Breast Cancer Triumph: Lisa Norman's Story

By Lisa Norman

picture2.jpgSusan notes (October 16, 2010): I've just made my annual Breast Cancer Awareness Month visit to Lisa Norman's blog to find that she is still cancer free after two and half years. She's finished with Tamoxifen and is onto a three-year course of Anasrozole, she's had more reconstructive surgery and posted some amazing photographs of the resulting bruises. Brava Lisa!

Susan notes (October 18, 2009): Lisa Norman's story was one of the first to be posted on AWR after I launched the site in August 2008. Over the last year, we've rarely been in touch - both of us no doubt busy fulfilling our respective life purposes...

When I clicked on Lisa's blog link today, iit had been many months since I had visited "Lisa's Breast Cancer Journey." I was overjoyed to find that Lisa's hair has grown back, her smile shines brighter than ever and she continues to fight.

Thanks Lisa, for continuing to be an inspiration to the women in your circle, your community, and around the world. No doubt about it, you ROCK!

Last year, at this time, I had NO IDEA that I had bilateral breast cancer.

On a dare from my sister, I decided to have my first mammogram at age 41. I was slated for an October appointment, but a pressing matter in my quest for my Masters degree arose, and I chose to rebook.

The next available opening was in December - so I booked it.

picture1.jpgAfter the mammogram, I was called back the next day. Apparently this was "normal" for the first time.  My friends and family assured me things were okay because they had been called back in too, and they were okay.

So I went in for an ultra sound, and another mammogram. When I didn’t hear anything right away, I assumed that I was fine.

It wasn’t until the New Year that my results were released. I had right breast DCIS (ductal carcinoma in situ).

Shock, Then Surgery

I was in shock. This couldn’t be happening to me. My first instinct was to begin researching my options. It didn’t take me long to decide that I would have a double mastectomy and reconstruction.

I wasn’t going to let the cancer recur. Both breasts would go.

Surgery to clear the margins on the right breast exposed a tumor in my left breast. The surgeon noticed a "calcification" on my ultra sound results, and decided to take it out at the same time. This proved to be my invasive tumor.

Through friends, I was immediately connected with the top breast cancer oncologist in North America - Karen Gelmon. She’s in Vancouver, which meant air travel, but every trip has proved worthwhile.

picture2.jpgKaren hooked me up with a female surgeon to complete the mastectomy, AND another phenomenal female surgeon to complete the DIEP (deep inferior epigastric perforator), reconstruction that I had wished for.

Twenty-two days before the surgery, I started a blog - Lisa's Breast Cancer Journey.
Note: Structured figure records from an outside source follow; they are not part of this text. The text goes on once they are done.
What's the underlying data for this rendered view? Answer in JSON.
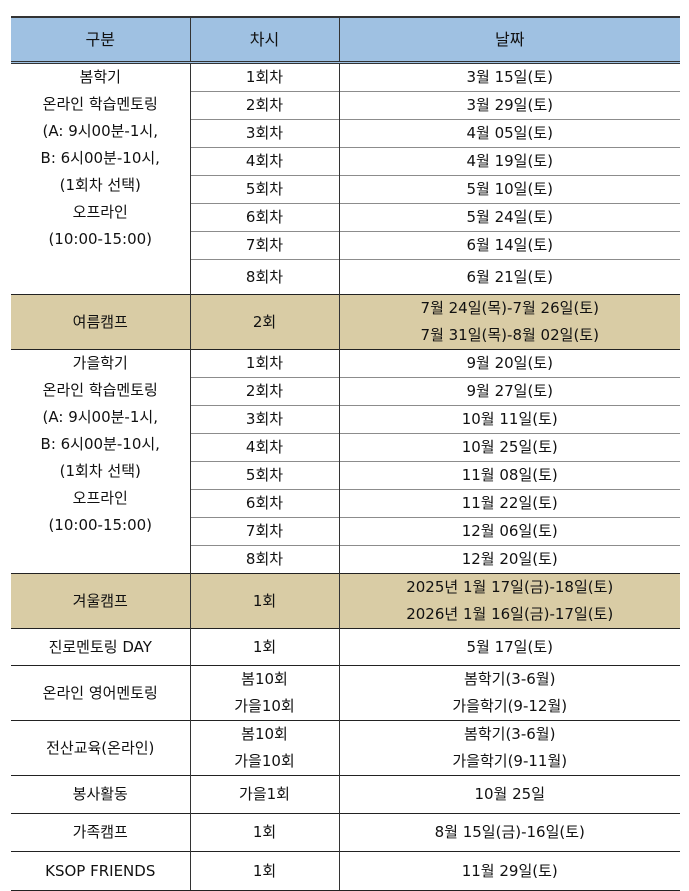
{
  "header": {
    "category": "구분",
    "session": "차시",
    "date": "날짜"
  },
  "spring": {
    "label": [
      "봄학기",
      "온라인 학습멘토링",
      "(A: 9시00분-1시,",
      "B: 6시00분-10시,",
      "(1회차 선택)",
      "오프라인",
      "(10:00-15:00)"
    ],
    "rows": [
      [
        "1회차",
        "3월 15일(토)"
      ],
      [
        "2회차",
        "3월 29일(토)"
      ],
      [
        "3회차",
        "4월 05일(토)"
      ],
      [
        "4회차",
        "4월 19일(토)"
      ],
      [
        "5회차",
        "5월 10일(토)"
      ],
      [
        "6회차",
        "5월 24일(토)"
      ],
      [
        "7회차",
        "6월 14일(토)"
      ],
      [
        "8회차",
        "6월 21일(토)"
      ]
    ]
  },
  "summer_camp": {
    "label": "여름캠프",
    "session": "2회",
    "dates": [
      "7월 24일(목)-7월 26일(토)",
      "7월 31일(목)-8월 02일(토)"
    ]
  },
  "autumn": {
    "label": [
      "가을학기",
      "온라인 학습멘토링",
      "(A: 9시00분-1시,",
      "B: 6시00분-10시,",
      "(1회차 선택)",
      "오프라인",
      "(10:00-15:00)"
    ],
    "rows": [
      [
        "1회차",
        "9월 20일(토)"
      ],
      [
        "2회차",
        "9월 27일(토)"
      ],
      [
        "3회차",
        "10월 11일(토)"
      ],
      [
        "4회차",
        "10월 25일(토)"
      ],
      [
        "5회차",
        "11월 08일(토)"
      ],
      [
        "6회차",
        "11월 22일(토)"
      ],
      [
        "7회차",
        "12월 06일(토)"
      ],
      [
        "8회차",
        "12월 20일(토)"
      ]
    ]
  },
  "winter_camp": {
    "label": "겨울캠프",
    "session": "1회",
    "dates": [
      "2025년 1월 17일(금)-18일(토)",
      "2026년 1월 16일(금)-17일(토)"
    ]
  },
  "others": [
    {
      "label": "진로멘토링 DAY",
      "session": [
        "1회"
      ],
      "dates": [
        "5월 17일(토)"
      ]
    },
    {
      "label": "온라인 영어멘토링",
      "session": [
        "봄10회",
        "가을10회"
      ],
      "dates": [
        "봄학기(3-6월)",
        "가을학기(9-12월)"
      ]
    },
    {
      "label": "전산교육(온라인)",
      "session": [
        "봄10회",
        "가을10회"
      ],
      "dates": [
        "봄학기(3-6월)",
        "가을학기(9-11월)"
      ]
    },
    {
      "label": "봉사활동",
      "session": [
        "가을1회"
      ],
      "dates": [
        "10월 25일"
      ]
    },
    {
      "label": "가족캠프",
      "session": [
        "1회"
      ],
      "dates": [
        "8월 15일(금)-16일(토)"
      ]
    },
    {
      "label": "KSOP FRIENDS",
      "session": [
        "1회"
      ],
      "dates": [
        "11월 29일(토)"
      ]
    }
  ],
  "colors": {
    "header_bg": "#9fc1e2",
    "camp_bg": "#d9cca5"
  }
}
It was a good way to keep people involved and informed about what was happenting with me. Friends, acquaintances and even family could go there to get updates, learn what would happen with my DIEP surgery and find out how I was doing. It was a great way to stay connected.
We had a 22 day count down to the surgery, and I asked everyone to wear pink and send prayers and good energy my way on the day of the surgery itself.  I'm so thankful for all the support I got, it really helped me to stay positive.

On April 25, 2008, I endured a 15-hour surgery.  One frozen section proved lymph node involvement on my left side. The other side was clear.
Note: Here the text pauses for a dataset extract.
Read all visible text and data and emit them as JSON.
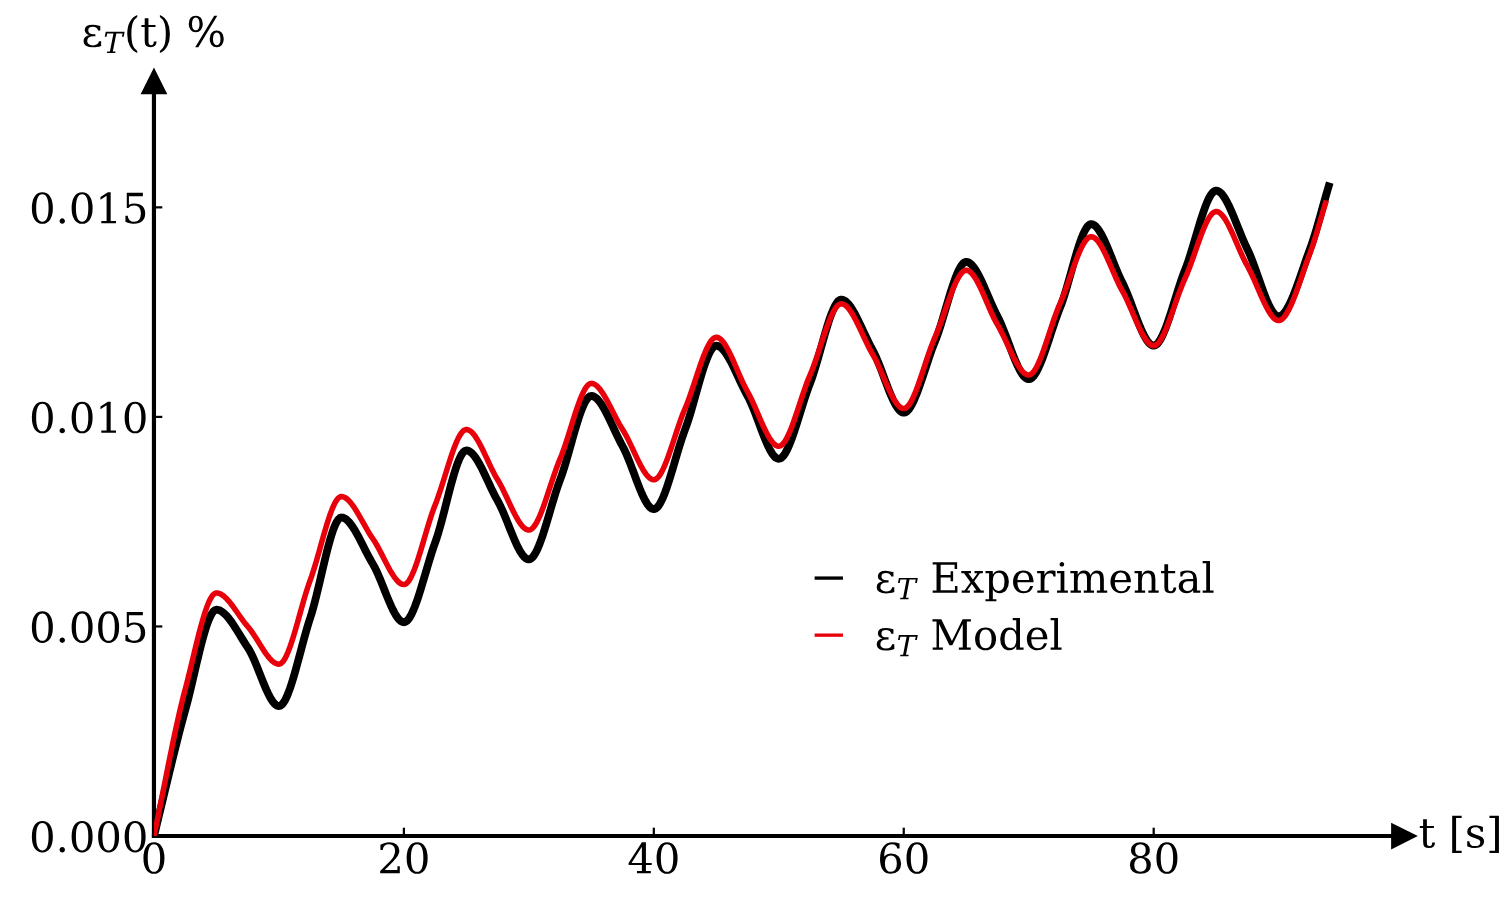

I elected for chemotherapy, and I finished my fourth treatment in August. I don’t have to have the full course of six or eight (very lucky me).

Honouring the Journey

This week I fly back down to Vancouver for a follow-up visit with Karen, my oncologist, and Sheina, my plastic surgeon.  I’ll have a hysterectomy this fall, and continue with my hormone treatment.

I am surviving!

Today was the Canadian Imperial Bank of Commerce (CIBC), Run for the Cure in my town. While the chosen breast cancer survivor spoke - I broke down in tears.  I felt the journey all over again.  I have had my head down and been chuggin' along.
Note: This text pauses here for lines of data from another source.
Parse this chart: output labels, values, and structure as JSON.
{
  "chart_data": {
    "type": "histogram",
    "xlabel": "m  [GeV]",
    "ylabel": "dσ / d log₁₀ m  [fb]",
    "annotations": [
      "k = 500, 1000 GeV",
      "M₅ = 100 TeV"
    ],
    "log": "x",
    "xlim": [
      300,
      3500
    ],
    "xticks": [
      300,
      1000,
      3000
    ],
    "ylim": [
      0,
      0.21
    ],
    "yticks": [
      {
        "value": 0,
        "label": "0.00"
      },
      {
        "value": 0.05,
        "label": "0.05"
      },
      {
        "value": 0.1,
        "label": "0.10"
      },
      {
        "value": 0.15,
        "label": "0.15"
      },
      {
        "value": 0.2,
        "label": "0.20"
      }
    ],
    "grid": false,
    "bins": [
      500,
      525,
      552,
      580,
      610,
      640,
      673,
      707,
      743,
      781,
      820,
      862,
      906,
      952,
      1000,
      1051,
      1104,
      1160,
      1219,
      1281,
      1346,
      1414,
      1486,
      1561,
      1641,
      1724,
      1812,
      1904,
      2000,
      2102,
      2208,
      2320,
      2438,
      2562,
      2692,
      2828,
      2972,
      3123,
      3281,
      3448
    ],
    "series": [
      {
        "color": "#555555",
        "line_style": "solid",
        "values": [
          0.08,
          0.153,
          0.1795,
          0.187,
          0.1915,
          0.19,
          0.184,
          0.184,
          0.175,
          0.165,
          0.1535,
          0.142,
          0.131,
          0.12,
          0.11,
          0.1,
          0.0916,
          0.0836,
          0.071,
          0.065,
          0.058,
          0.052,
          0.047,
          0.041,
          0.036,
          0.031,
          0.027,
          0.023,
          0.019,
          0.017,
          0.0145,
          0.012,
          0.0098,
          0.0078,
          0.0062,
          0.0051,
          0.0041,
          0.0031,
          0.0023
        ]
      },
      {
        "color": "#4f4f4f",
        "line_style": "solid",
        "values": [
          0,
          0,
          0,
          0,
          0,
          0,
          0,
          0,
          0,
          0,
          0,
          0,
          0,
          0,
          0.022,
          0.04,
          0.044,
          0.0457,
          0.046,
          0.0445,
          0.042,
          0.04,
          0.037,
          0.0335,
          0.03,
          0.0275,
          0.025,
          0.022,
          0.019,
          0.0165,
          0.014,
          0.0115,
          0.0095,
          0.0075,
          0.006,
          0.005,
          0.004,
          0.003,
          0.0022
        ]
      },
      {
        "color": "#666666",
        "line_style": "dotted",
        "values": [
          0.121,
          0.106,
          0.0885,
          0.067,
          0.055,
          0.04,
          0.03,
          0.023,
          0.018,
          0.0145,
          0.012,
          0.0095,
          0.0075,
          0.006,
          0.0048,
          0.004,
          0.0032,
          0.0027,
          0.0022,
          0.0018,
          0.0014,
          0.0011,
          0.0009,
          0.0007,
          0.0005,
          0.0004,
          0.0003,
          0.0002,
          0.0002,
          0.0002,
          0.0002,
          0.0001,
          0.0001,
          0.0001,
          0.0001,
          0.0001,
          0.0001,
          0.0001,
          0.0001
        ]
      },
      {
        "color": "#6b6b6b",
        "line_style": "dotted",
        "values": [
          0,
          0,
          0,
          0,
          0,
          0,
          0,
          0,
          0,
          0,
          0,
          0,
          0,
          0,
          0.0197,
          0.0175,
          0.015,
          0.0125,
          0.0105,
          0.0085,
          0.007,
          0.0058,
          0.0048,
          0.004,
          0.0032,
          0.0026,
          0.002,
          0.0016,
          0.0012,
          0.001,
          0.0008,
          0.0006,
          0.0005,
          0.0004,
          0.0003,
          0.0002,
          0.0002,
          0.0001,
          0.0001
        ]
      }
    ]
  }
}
Today, I was given a gift – time with fellow survivors to pay tribute to our journey.

I’ve never really thought that this diagnosis was impossible to beat. I always knew that a few cancer cells would not, and could not, take down this old bird. But the journey so far has been one heck of a learning experience. The network of survivors needs to be honoured.

For me, breast cancer has been a great challenge, and an even bigger triumph!